Biotypes of eastern black nightshade were found in Illinois and Indiana that were not controlled by postemergence applications of imazethapyr. Greenhouse studies were conducted to determine whole-plant responses to the imidazolinone herbicides imazethapyr and imazamox and to the sulfonylurea herbicide primisulfuron-methyl. The Illinois and Indiana resistant biotypes were highly resistant to imazamox and imazethapyr but were not cross-resistant to primisulfuron-methyl. DNA sequencing of acetolactate synthase (ALS) genes showed that the molecular basis for resistance in both resistant biotypes was a single base-pair mutation within Domain C that changed an alanine to a threonine in their encoded enzymes.

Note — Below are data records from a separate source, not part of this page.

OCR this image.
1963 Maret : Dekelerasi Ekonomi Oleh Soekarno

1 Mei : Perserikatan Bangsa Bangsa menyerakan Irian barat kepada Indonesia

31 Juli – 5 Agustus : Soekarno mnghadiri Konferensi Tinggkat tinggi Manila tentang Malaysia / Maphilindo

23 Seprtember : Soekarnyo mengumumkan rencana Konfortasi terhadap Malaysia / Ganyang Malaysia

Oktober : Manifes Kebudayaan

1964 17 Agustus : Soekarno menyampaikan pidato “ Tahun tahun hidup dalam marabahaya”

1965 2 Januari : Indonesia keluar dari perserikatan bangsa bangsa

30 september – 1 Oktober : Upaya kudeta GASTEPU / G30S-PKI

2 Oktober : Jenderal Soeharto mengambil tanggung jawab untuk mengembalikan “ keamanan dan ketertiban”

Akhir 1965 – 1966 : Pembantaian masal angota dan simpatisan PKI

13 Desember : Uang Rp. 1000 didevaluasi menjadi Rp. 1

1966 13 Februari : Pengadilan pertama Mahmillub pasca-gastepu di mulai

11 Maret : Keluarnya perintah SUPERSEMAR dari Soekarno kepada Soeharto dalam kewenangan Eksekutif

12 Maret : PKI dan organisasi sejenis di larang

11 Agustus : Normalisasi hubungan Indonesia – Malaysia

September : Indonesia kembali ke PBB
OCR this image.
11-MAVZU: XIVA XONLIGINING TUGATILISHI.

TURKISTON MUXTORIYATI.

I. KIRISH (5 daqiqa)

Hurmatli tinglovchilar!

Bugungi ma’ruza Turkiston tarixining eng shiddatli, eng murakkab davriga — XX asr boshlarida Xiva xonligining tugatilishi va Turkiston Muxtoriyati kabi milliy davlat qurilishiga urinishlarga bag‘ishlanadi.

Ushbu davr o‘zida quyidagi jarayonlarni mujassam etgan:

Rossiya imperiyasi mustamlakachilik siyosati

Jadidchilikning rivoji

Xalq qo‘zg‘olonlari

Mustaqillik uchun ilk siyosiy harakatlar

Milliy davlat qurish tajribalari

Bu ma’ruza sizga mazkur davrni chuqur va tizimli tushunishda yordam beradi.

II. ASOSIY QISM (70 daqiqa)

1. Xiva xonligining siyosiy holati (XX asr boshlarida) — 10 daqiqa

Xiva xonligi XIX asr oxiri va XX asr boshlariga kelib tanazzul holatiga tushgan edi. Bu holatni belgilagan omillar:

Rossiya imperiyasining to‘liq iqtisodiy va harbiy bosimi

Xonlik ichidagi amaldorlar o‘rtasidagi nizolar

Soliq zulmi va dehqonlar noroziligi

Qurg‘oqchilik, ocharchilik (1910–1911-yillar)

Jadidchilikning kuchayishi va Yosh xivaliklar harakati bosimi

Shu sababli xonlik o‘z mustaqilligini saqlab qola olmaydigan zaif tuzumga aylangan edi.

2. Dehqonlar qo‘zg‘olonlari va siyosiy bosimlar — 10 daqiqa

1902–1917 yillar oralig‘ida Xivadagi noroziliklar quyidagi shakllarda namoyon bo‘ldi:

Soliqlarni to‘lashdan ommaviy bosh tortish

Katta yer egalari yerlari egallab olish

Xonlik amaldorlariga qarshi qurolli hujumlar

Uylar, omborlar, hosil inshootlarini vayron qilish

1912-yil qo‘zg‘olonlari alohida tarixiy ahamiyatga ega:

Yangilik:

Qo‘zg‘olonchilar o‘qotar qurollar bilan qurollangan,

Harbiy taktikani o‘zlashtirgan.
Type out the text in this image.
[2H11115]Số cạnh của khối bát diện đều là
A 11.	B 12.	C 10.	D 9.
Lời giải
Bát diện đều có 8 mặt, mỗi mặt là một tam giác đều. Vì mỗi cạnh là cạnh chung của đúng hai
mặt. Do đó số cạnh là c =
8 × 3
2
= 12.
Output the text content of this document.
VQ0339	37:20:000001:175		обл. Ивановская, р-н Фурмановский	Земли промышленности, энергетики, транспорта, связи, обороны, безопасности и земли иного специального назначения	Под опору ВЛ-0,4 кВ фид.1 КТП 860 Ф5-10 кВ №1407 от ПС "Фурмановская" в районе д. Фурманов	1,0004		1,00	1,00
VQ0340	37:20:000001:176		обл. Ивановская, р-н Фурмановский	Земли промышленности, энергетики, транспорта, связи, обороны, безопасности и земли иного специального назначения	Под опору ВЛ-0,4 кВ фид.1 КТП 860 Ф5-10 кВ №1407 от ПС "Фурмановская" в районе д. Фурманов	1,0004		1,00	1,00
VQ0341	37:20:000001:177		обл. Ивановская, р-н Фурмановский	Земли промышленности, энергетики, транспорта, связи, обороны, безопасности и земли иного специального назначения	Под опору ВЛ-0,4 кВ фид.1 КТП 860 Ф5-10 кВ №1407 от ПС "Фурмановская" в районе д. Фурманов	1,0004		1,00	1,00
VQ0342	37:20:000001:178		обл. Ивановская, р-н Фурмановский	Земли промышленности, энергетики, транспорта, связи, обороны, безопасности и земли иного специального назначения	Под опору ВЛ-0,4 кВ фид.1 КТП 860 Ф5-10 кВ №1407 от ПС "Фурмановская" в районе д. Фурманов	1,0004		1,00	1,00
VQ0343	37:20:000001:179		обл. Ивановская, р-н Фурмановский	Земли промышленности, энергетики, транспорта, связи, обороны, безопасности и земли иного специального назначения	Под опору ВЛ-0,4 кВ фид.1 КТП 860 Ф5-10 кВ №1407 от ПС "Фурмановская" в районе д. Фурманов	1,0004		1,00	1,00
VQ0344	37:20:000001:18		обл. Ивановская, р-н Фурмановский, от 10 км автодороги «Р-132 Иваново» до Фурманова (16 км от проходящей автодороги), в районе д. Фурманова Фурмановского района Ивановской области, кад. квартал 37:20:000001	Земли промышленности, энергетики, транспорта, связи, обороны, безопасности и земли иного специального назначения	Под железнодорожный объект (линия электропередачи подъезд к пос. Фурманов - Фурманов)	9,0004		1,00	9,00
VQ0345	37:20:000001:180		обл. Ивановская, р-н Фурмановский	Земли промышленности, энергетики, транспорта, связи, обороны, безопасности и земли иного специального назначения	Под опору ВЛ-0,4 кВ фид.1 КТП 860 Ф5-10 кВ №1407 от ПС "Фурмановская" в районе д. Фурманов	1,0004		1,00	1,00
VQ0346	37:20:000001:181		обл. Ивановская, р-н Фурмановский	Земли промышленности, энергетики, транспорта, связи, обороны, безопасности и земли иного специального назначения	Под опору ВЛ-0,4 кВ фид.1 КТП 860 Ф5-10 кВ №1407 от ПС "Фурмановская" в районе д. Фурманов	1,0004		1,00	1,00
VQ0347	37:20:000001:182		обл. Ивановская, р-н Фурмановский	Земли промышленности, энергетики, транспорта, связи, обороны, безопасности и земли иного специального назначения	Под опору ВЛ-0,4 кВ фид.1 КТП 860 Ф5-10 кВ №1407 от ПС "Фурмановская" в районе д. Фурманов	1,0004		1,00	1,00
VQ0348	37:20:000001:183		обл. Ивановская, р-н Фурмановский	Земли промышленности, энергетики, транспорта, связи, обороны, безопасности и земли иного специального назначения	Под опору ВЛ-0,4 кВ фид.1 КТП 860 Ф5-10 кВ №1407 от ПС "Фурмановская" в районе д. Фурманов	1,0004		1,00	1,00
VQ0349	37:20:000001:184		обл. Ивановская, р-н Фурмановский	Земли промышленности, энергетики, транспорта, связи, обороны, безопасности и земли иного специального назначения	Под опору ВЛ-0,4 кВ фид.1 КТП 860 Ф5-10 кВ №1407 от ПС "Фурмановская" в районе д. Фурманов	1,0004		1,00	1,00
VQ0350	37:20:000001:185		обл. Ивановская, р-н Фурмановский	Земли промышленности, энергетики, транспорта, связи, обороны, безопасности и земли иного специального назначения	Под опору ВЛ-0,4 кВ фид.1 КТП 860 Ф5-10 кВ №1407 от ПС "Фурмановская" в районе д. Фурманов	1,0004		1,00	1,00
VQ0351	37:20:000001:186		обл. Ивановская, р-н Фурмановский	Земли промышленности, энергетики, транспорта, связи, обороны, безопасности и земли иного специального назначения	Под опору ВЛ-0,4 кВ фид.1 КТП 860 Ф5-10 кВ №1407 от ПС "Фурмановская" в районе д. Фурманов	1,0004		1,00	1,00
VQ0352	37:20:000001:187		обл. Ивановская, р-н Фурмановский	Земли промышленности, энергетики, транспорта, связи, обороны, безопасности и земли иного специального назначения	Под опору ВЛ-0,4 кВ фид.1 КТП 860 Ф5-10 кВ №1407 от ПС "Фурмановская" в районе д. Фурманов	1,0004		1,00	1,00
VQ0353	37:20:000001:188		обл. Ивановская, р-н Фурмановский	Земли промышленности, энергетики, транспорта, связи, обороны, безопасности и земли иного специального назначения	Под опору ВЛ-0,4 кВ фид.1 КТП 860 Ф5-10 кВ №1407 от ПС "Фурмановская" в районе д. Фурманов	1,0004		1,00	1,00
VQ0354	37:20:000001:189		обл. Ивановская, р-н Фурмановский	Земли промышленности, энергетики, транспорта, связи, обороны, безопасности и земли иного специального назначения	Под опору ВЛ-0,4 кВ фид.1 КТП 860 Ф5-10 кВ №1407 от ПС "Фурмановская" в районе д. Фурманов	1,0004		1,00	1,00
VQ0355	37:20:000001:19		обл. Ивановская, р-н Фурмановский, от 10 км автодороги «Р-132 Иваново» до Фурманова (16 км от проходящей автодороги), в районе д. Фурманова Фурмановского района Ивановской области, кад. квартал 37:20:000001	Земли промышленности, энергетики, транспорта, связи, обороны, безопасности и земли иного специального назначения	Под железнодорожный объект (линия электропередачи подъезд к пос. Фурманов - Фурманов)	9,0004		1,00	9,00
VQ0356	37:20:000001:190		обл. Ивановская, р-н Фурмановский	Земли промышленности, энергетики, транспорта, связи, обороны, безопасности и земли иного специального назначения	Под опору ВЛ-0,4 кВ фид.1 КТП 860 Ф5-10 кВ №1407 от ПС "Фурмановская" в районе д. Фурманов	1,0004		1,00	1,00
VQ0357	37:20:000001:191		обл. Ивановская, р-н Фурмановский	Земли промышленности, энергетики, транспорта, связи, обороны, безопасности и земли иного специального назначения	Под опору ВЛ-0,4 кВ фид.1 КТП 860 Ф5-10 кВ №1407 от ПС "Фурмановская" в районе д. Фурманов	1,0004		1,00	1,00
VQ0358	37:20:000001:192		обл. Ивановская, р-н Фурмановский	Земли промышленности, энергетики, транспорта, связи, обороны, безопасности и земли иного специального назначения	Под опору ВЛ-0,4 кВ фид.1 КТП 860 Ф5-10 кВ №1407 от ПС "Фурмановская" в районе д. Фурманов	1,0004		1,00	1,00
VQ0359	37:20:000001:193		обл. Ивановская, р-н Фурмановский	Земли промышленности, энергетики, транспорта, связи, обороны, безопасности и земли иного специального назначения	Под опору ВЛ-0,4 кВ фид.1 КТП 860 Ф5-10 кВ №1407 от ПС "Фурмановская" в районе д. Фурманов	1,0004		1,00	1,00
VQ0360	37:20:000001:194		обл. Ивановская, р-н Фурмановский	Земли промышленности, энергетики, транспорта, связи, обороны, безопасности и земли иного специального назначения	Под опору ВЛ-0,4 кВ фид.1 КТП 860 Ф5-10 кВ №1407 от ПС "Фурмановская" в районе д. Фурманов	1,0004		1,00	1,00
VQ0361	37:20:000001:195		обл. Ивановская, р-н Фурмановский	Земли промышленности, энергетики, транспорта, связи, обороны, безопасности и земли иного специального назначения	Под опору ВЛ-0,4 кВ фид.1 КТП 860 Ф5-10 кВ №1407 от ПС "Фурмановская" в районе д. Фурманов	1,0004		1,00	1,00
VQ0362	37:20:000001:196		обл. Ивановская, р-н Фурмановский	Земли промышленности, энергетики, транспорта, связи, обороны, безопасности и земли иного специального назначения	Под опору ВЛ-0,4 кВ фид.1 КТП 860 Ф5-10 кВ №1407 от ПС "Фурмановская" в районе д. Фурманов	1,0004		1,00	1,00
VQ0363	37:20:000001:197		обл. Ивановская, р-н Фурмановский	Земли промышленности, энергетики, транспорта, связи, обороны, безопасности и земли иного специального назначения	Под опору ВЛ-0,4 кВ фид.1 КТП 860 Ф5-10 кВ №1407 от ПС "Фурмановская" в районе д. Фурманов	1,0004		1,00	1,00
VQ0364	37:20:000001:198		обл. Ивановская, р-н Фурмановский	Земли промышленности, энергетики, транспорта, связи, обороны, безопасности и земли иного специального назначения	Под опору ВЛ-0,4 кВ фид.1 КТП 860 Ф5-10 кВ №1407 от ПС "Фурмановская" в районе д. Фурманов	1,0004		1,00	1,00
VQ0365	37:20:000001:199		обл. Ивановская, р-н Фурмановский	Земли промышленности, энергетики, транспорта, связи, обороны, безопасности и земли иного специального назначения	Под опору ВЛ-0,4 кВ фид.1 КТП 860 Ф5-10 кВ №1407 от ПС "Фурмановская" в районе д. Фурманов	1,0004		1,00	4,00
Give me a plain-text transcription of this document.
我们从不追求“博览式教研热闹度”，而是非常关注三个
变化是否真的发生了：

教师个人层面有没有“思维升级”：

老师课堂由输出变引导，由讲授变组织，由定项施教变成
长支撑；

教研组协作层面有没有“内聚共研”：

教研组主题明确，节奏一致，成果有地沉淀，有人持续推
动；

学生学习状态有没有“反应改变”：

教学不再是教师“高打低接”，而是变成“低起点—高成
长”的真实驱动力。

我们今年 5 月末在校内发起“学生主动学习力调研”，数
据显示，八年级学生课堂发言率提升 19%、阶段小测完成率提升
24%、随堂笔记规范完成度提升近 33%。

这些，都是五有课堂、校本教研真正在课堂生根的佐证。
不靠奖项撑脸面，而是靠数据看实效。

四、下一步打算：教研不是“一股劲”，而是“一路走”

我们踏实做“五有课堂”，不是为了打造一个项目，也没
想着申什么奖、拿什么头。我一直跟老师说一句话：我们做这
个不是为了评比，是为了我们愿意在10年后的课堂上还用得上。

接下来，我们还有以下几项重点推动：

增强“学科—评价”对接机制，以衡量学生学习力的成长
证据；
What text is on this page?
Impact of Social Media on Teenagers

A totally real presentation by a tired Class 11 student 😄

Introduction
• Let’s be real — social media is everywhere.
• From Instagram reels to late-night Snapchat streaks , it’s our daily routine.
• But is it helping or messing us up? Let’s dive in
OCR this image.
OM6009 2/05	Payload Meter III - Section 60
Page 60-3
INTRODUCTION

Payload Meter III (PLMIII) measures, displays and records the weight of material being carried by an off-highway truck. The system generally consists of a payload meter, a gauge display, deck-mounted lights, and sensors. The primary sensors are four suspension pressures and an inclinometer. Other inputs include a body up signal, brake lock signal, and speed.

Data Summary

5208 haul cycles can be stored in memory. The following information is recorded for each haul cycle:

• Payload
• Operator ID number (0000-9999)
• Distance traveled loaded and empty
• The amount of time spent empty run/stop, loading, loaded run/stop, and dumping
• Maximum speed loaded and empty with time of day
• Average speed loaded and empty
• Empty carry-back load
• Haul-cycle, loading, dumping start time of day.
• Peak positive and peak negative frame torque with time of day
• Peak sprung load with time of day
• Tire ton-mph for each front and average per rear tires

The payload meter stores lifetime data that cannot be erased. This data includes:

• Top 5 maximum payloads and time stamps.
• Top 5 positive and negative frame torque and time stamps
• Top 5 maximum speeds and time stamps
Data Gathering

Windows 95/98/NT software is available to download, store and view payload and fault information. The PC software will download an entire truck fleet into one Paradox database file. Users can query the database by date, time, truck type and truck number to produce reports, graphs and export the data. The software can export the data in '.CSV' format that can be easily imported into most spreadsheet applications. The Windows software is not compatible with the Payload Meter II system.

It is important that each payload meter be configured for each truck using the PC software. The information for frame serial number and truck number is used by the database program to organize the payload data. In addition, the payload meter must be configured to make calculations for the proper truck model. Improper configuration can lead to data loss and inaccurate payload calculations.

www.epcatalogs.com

In vitro enzyme assays showed that the Illinois resistant biotype's ALS enzyme was 789- and 881-fold less sensitive than that of the susceptible biotype to imazamox and imazethapyr, respectively. The Indiana resistant biotype's ALS enzyme was 110- and 158-fold less sensitive than that of the susceptible biotype to imazamox and imazethapyr, respectively. These results are consistent with the amino acid substitution found in the ALS enzyme of both resistant biotypes of eastern black nightshade.